Very useful advise. Thank you. 
I've used the below paint for custom Tonka projects Pricey, but very nice results. 

http://www.automotivetouchup.com/index.htm


----------



## Deebo (Mar 6, 2019)

Jimroy, after I clear coat the frame, how long must I wait before I can wetsand the orange peel? Planning to rub compound on it later.


----------



## Mymando (Mar 6, 2019)

Very nice resto and the colors work!!


----------



## JimRoy (Mar 6, 2019)

Debo said:


> Jimroy, after I clear coat the frame, how long must I wait before I can wetsand the orange peel? Planning to rub compound on it later.



I would wait 2-3 days.  Clear usually drys faster than the base color.


----------



## Deebo (Mar 6, 2019)

Cool, will do.

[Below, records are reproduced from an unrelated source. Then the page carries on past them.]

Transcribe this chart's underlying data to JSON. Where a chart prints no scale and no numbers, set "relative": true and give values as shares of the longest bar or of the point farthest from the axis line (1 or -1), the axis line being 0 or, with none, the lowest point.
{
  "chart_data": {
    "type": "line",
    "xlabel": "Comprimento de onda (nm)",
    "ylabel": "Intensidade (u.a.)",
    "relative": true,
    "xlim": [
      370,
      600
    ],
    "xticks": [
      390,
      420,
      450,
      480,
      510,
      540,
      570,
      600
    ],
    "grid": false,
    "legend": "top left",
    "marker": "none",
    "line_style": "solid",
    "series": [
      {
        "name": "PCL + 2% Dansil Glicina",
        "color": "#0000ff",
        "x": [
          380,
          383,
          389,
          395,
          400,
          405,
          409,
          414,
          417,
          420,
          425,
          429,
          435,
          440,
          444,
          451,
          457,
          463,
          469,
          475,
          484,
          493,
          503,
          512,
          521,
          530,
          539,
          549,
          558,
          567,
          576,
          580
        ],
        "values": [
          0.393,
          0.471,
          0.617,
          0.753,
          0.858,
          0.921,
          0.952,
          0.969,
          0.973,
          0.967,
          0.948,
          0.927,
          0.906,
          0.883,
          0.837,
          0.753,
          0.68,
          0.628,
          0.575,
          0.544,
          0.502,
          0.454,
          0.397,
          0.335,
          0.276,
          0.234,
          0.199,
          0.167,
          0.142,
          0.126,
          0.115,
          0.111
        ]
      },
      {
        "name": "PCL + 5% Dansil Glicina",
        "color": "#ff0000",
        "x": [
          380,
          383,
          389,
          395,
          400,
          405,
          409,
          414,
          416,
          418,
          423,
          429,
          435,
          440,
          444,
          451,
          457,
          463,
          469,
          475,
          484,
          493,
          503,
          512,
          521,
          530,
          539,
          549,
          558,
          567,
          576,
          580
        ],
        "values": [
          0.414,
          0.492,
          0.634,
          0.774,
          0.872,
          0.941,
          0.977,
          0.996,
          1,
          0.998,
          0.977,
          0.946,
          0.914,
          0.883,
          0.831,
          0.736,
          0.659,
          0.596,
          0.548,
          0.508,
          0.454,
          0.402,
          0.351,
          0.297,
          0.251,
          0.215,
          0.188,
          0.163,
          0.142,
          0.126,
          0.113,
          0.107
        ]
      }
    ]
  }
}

Thanks brah.


----------



## Santee (Mar 6, 2019)

I will save this thread for reference. A lot of good information, Jimroy your paint job is beautiful.


----------



## JimRoy (Mar 7, 2019)

Sven said:


> Very useful advise. Thank you.
> I've used the below paint for custom Tonka projects Pricey, but very nice results.
> 
> http://www.automotivetouchup.com/index.htm



Nice paint


----------



## OZ1972 (Mar 15, 2019)

Great job i love that bike awesome paint work


----------